The CSB, which has no enforcement authority but can recommend safer practices, routinely probes accidents at chemical plants and refineries.
It did not examine all aspects of the Deepwater Horizon Macondo blowout and explosion that killed 11 men and unleashed more than 4million barrels of oil into the Gulf in 2010.
Rather than re-examine issues already covered by other probes, including those by the US Coast Guard and a commission appointed by President Barack Obama, it studied equipment and hazardous materials operations and safety management.
BP spokesman Geoff Morrell said the core findings were consistent with other probes that found the disaster stemmed from multiple causes and involving multiple parties.
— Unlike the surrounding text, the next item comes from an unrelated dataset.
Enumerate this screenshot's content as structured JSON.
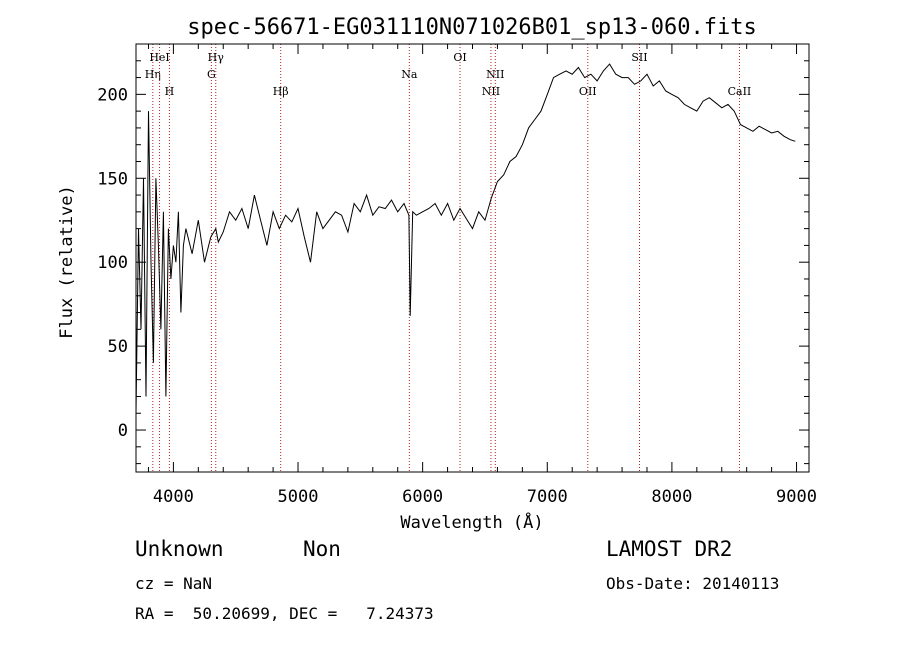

The CSB concluded that the blowout preventer failed because miswired control systems would have prevented it from sealing the blown-out well.
A blowout preventer is a multi-tonne stack of valves and pipes that sits atop deepwater wells to stop oil and gas from gushing upward in an accident.
The CSB said different pressures inside the drillpipe and the area between the pipe and the well moved Macondo’s blowout preventer off-centre, so a key piece of equipment called the shear ram could not slice through the pipe to seal the well.
Other probes have found that explosions aboard Transocean’s Deepwater Horizon rig moved the pipe.